Splitting a FASTA File Using Awk (No Sed Required), or Do We Care About Csplit?

| Comments

We saw that “top notch bioinformaticians” use csplit to split FASTA files, so I decided to post as many as possible alternatives to split these files. As csplit, awk is something found with more frequency in Linux machines than Windows, but it can be installed on Windows (even Vista) and it runs fine.

Awk is usually shown in parallel with sed, as both utilities have the main objective of text processing. I browsed the web searching for a sed/awk solution to split FASTA files something that I thought could be done in one line. And I found it.

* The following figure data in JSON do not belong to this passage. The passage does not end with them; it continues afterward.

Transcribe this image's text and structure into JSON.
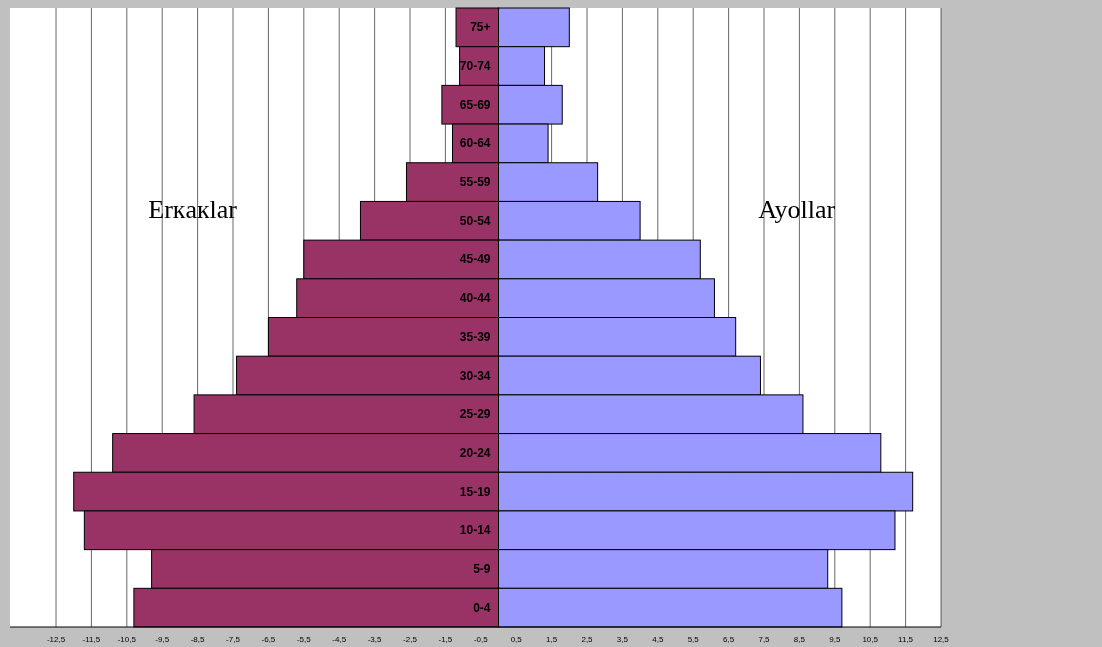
{
  "chart_data": {
    "type": "bar",
    "orientation": "horizontal",
    "stacked": true,
    "categories": [
      "75+",
      "70-74",
      "65-69",
      "60-64",
      "55-59",
      "50-54",
      "45-49",
      "40-44",
      "35-39",
      "30-34",
      "25-29",
      "20-24",
      "15-19",
      "10-14",
      "5-9",
      "0-4"
    ],
    "series": [
      {
        "name": "Erкaкlar",
        "color": "#993366",
        "values": [
          -1.2,
          -1.1,
          -1.6,
          -1.3,
          -2.6,
          -3.9,
          -5.5,
          -5.7,
          -6.5,
          -7.4,
          -8.6,
          -10.9,
          -12.0,
          -11.7,
          -9.8,
          -10.3
        ]
      },
      {
        "name": "Ayollar",
        "color": "#9999ff",
        "values": [
          2.0,
          1.3,
          1.8,
          1.4,
          2.8,
          4.0,
          5.7,
          6.1,
          6.7,
          7.4,
          8.6,
          10.8,
          11.7,
          11.2,
          9.3,
          9.7
        ]
      }
    ],
    "xlim": [
      -13.8,
      12.5
    ],
    "xticks": [
      {
        "value": -12.5,
        "label": "-12,5"
      },
      {
        "value": -11.5,
        "label": "-11,5"
      },
      {
        "value": -10.5,
        "label": "-10,5"
      },
      {
        "value": -9.5,
        "label": "-9,5"
      },
      {
        "value": -8.5,
        "label": "-8,5"
      },
      {
        "value": -7.5,
        "label": "-7,5"
      },
      {
        "value": -6.5,
        "label": "-6,5"
      },
      {
        "value": -5.5,
        "label": "-5,5"
      },
      {
        "value": -4.5,
        "label": "-4,5"
      },
      {
        "value": -3.5,
        "label": "-3,5"
      },
      {
        "value": -2.5,
        "label": "-2,5"
      },
      {
        "value": -1.5,
        "label": "-1,5"
      },
      {
        "value": -0.5,
        "label": "-0,5"
      },
      {
        "value": 0.5,
        "label": "0,5"
      },
      {
        "value": 1.5,
        "label": "1,5"
      },
      {
        "value": 2.5,
        "label": "2,5"
      },
      {
        "value": 3.5,
        "label": "3,5"
      },
      {
        "value": 4.5,
        "label": "4,5"
      },
      {
        "value": 5.5,
        "label": "5,5"
      },
      {
        "value": 6.5,
        "label": "6,5"
      },
      {
        "value": 7.5,
        "label": "7,5"
      },
      {
        "value": 8.5,
        "label": "8,5"
      },
      {
        "value": 9.5,
        "label": "9,5"
      },
      {
        "value": 10.5,
        "label": "10,5"
      },
      {
        "value": 11.5,
        "label": "11,5"
      },
      {
        "value": 12.5,
        "label": "12,5"
      }
    ],
    "grid": "x"
  }
}
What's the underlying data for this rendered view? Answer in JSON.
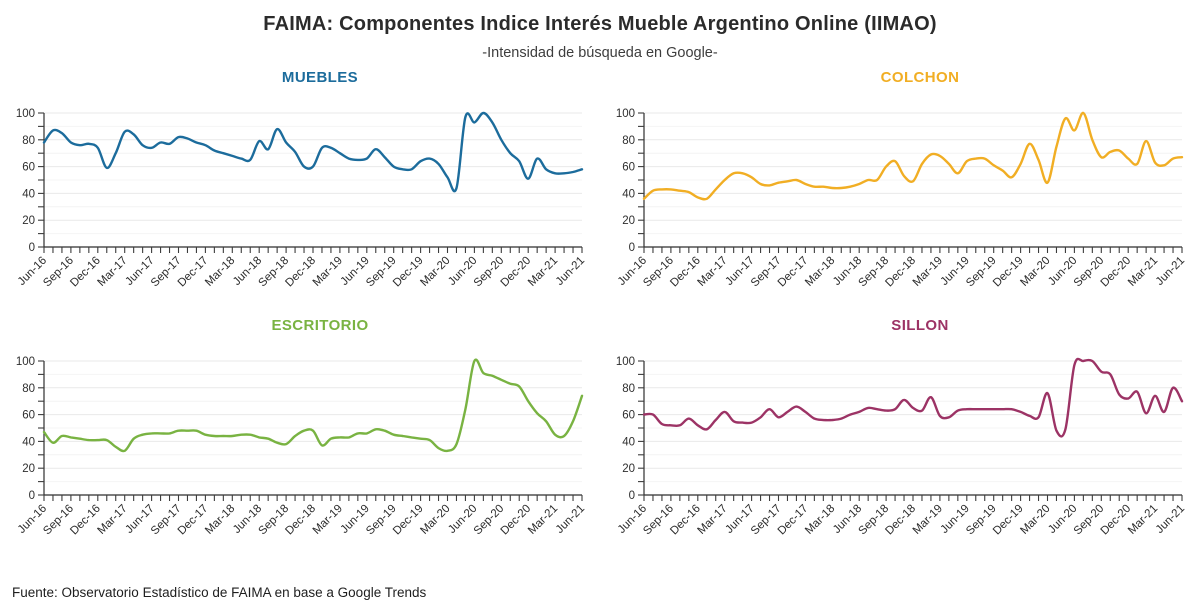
{
  "header": {
    "title": "FAIMA: Componentes Indice Interés Mueble Argentino Online (IIMAO)",
    "subtitle": "-Intensidad de búsqueda en Google-"
  },
  "footer": {
    "source": "Fuente: Observatorio Estadístico de FAIMA en base a Google Trends"
  },
  "axis": {
    "ylim": [
      0,
      100
    ],
    "y_ticks": [
      0,
      20,
      40,
      60,
      80,
      100
    ],
    "y_minor_step": 10,
    "x_minor_step": "1 month",
    "x_tick_labels": [
      "Jun-16",
      "Sep-16",
      "Dec-16",
      "Mar-17",
      "Jun-17",
      "Sep-17",
      "Dec-17",
      "Mar-18",
      "Jun-18",
      "Sep-18",
      "Dec-18",
      "Mar-19",
      "Jun-19",
      "Sep-19",
      "Dec-19",
      "Mar-20",
      "Jun-20",
      "Sep-20",
      "Dec-20",
      "Mar-21",
      "Jun-21"
    ],
    "grid": "light horizontal gridlines"
  },
  "chart_data": [
    {
      "type": "line",
      "title": "MUEBLES",
      "color": "#1C6C9C",
      "x_start": "Jun-2016",
      "x_end": "Jun-2021",
      "x_frequency": "monthly",
      "values": [
        78,
        87,
        85,
        78,
        76,
        77,
        74,
        59,
        70,
        86,
        84,
        76,
        74,
        78,
        77,
        82,
        81,
        78,
        76,
        72,
        70,
        68,
        66,
        65,
        79,
        73,
        88,
        78,
        71,
        60,
        60,
        74,
        74,
        70,
        66,
        65,
        66,
        73,
        67,
        60,
        58,
        58,
        64,
        66,
        62,
        52,
        44,
        97,
        93,
        100,
        93,
        80,
        70,
        64,
        51,
        66,
        58,
        55,
        55,
        56,
        58
      ]
    },
    {
      "type": "line",
      "title": "COLCHON",
      "color": "#F1AE24",
      "x_start": "Jun-2016",
      "x_end": "Jun-2021",
      "x_frequency": "monthly",
      "values": [
        36,
        42,
        43,
        43,
        42,
        41,
        37,
        36,
        43,
        50,
        55,
        55,
        52,
        47,
        46,
        48,
        49,
        50,
        47,
        45,
        45,
        44,
        44,
        45,
        47,
        50,
        50,
        60,
        64,
        53,
        49,
        62,
        69,
        68,
        62,
        55,
        64,
        66,
        66,
        61,
        57,
        52,
        62,
        77,
        65,
        48,
        75,
        96,
        87,
        100,
        80,
        67,
        71,
        72,
        66,
        62,
        79,
        63,
        61,
        66,
        67
      ]
    },
    {
      "type": "line",
      "title": "ESCRITORIO",
      "color": "#79B342",
      "x_start": "Jun-2016",
      "x_end": "Jun-2021",
      "x_frequency": "monthly",
      "values": [
        47,
        39,
        44,
        43,
        42,
        41,
        41,
        41,
        36,
        33,
        42,
        45,
        46,
        46,
        46,
        48,
        48,
        48,
        45,
        44,
        44,
        44,
        45,
        45,
        43,
        42,
        39,
        38,
        44,
        48,
        48,
        37,
        42,
        43,
        43,
        46,
        46,
        49,
        48,
        45,
        44,
        43,
        42,
        41,
        35,
        33,
        38,
        64,
        100,
        91,
        89,
        86,
        83,
        81,
        70,
        61,
        55,
        45,
        44,
        55,
        74
      ]
    },
    {
      "type": "line",
      "title": "SILLON",
      "color": "#9C3365",
      "x_start": "Jun-2016",
      "x_end": "Jun-2021",
      "x_frequency": "monthly",
      "values": [
        60,
        60,
        53,
        52,
        52,
        57,
        52,
        49,
        56,
        62,
        55,
        54,
        54,
        58,
        64,
        58,
        62,
        66,
        62,
        57,
        56,
        56,
        57,
        60,
        62,
        65,
        64,
        63,
        64,
        71,
        65,
        63,
        73,
        59,
        58,
        63,
        64,
        64,
        64,
        64,
        64,
        64,
        62,
        59,
        58,
        76,
        48,
        49,
        97,
        100,
        100,
        92,
        90,
        75,
        72,
        77,
        61,
        74,
        62,
        80,
        70
      ]
    }
  ]
}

With a little tweak I ended up with a one-liner using awk that split the sequences in multiple files:

awk '/^>/{f="fasta."++d} {print > f}'

Awk breaks each line of its input into fields that can be checked, printed or ignored. In the command line above. awk’s commands are in between the single quotes. The first command is a regex that matches initial >. Inside the curly braces we assign a variable f to store the output filename we want and also have an integer that is incremented every time we pass through it. The second curly braces are for the actual output, where we use awk’s print command and redirect output to a file named after the variable we created in the first commands in between curly braces. Finally, we assign an input file, outside the region delimited by single quotes. And that’s it. As output we will have a series of files called fasta each one containing one sequence.